Спрашивать у Петра, скоро ли от него сваты пожалуют, той и другой казалось зазорно.
Он каждый день по улице проходил, в окошко к сестрам заглядывал, но лишь раздор добавлял.
– Это ты мне мешаешь! – злилась Федора на Милодору.
– Нет, ты ко мне путь загораживаешь! – отвечала та.
Пора свадеб уж к концу приближалась, после масленой недели справлять свадьбы было не принято. Вот тогда и надумала Милодора:
– Давай кинем бобы наудачу. Тебе достанется – за Петьшу замуж иди, мне выпадет – дале ни во что не встревай! А ему-то ведь одинаково: что ты, что я!
– Нет и нет! – отказалась Федора. – Может, он сам меж нами сделает выбор.
Наладилась она перехитрить сестру.
Вечером, покуда Милодора коров доила и по домашности управлялась, Федора успела побывать у старухи Клещихи.
Нелюдимая эта карга славилась в деревне худом и злом. Бабы поговаривали про нее, будто в молодости была она замужем за чертом лесным. Черт сам пакостливый страхилат, а и то с ней ужиться не мог, облысел и рога об нее обломал, покуда из лесу спровадил.
Проживала Клещиха в проулке, в избешке-развалюшке, без догляду-без пригляду, кругом одна. От старости не согнулась, а высохла, отощала – точь-в-точь, как прошлогодний клещ.
Уставила она на Федору кривой глаз, об пол стукнула осиновой клюшкой.
– Какая неминя пристигла? Мужа отравить или миленка отбить?

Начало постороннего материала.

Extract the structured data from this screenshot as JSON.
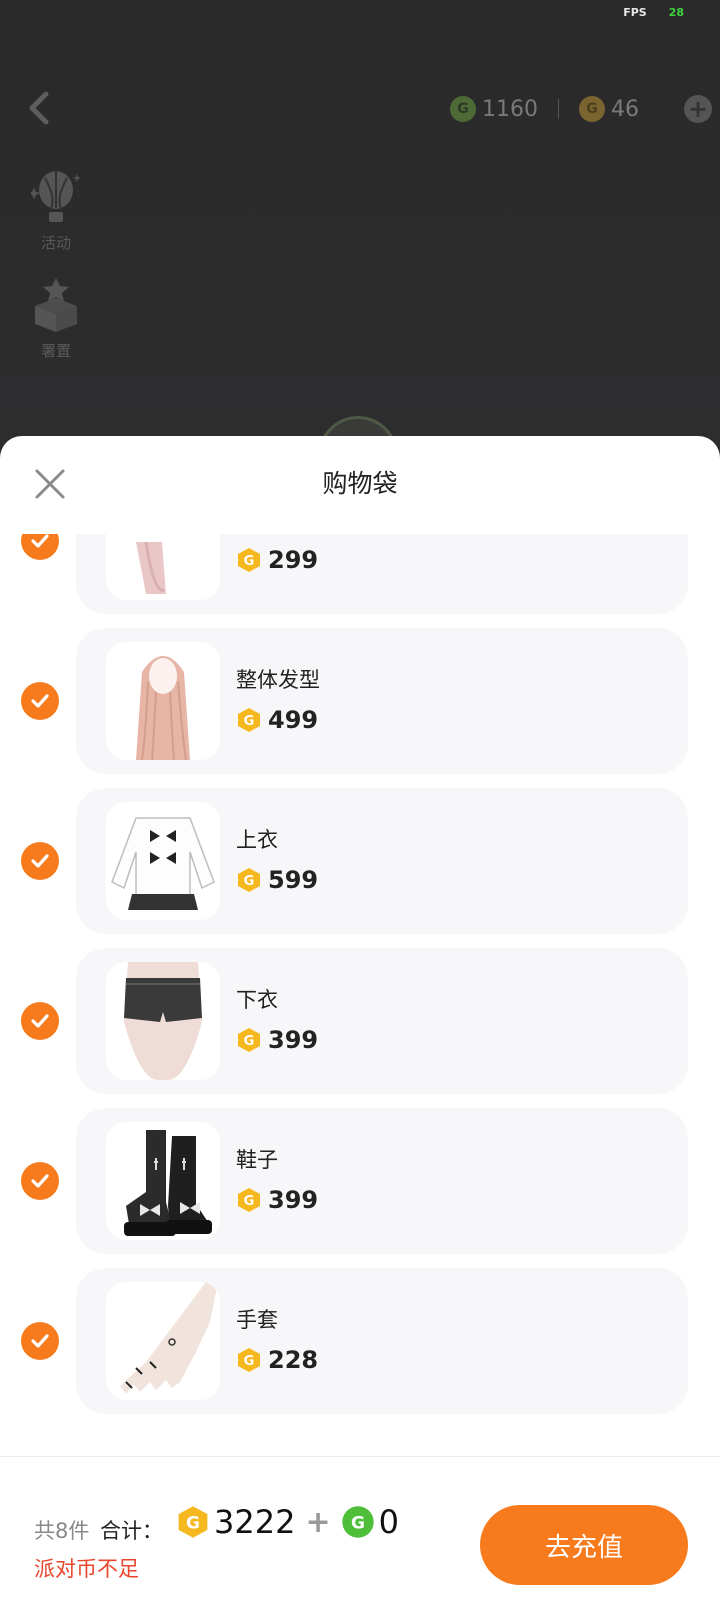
{
  "status": {
    "fps_label": "FPS",
    "fps_value": "28"
  },
  "topbar": {
    "green_currency": "1160",
    "gold_currency": "46"
  },
  "side_menu": [
    {
      "label": "活动"
    },
    {
      "label": "署置"
    }
  ],
  "sheet": {
    "title": "购物袋",
    "items": [
      {
        "name": "",
        "price": "299",
        "checked": true
      },
      {
        "name": "整体发型",
        "price": "499",
        "checked": true
      },
      {
        "name": "上衣",
        "price": "599",
        "checked": true
      },
      {
        "name": "下衣",
        "price": "399",
        "checked": true
      },
      {
        "name": "鞋子",
        "price": "399",
        "checked": true
      },
      {
        "name": "手套",
        "price": "228",
        "checked": true
      }
    ]
  },
  "footer": {
    "count": "共8件",
    "total_label": "合计：",
    "gold_total": "3222",
    "plus": "+",
    "green_total": "0",
    "warning": "派对币不足",
    "button": "去充值"
  },
  "colors": {
    "accent": "#f77a1c",
    "warning": "#e8452c",
    "gold_coin": "#f5b81e",
    "green_coin": "#4fbf3a"
  }
}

– Надо сестру от моего жениха оттолкнуть, – открылась Федора.
– А пошто?
– Мы с ней на одно лицо...
– Оговори ее, осрами перед ним! Хорошо поет петух поутру, да не всякому понутру. Поняла?..
– Поняла, баушка, спасибо тебе!
За совет отдала Клещихе холстяной рукотерт, а по дороге домой забежала к подружке. Эта подружка, Настя Балаболка, минуты ничего на языке не держала.
На ходу придумала Федора, чего ей на него положить:
– Ой, Настюшка, кабы ты знала, какую я новость проведала...
– А ты коя из сестер? – прежде спросила та.
– Я Милодора, – схитрила Федора.
– А новость об ком?
– Про Петьшу Аксиньина. Он, кажись, не в своем уме или же хворь у него. Всякую ночь, когда мисячно, в одном исподнем блудит по крышам...
– Как же ты за него замуж пойдешь?
– Не пойду! Жить с таким страмота и страх! Это сестре Федоре все нипочем, она не пужливая...
Вскоре с языка Насти Балаболки понапраслина донеслась до Петра.
Встретил он обеих сестер на вечерке и стал дознаваться:
– Коя из вас Милодора?
– Я, – отозвалась та и даже обрадовалась: неужто, мол, он захотел ее своей невестой назвать.
А Петро брови нахмурил.
– Ты пошто меня оконфузила? Когда и где я по крышам ходил?
– Да сроду, Петя, я про тебя худого слова не молвила, – сразу девка ударилась в слезы. – Не верь никому! Это какой-то оговор на меня.
Посмотрела на Федору, но у той хоть бы губы скривились. Молчком обошлась, за сестру не вступилась.
Тут-то и приметил Петро, что меж ними неладно. У Милодоры глаза добрые, непритворные, а у Федоры колючие.
Дома, после вечерки, не мог уснуть, на полатях с боку на бок ворочался. Аксинья из-за него пробудилась.
– Чего у тебя, Петя, стряслось?
– Найтись не могу: то ли на Федоре, то ли на Милодоре жениться? Они лицами схожие, а по душевности разные. Коя из них будет верной и доброй женой, а коя, как на шее хомут?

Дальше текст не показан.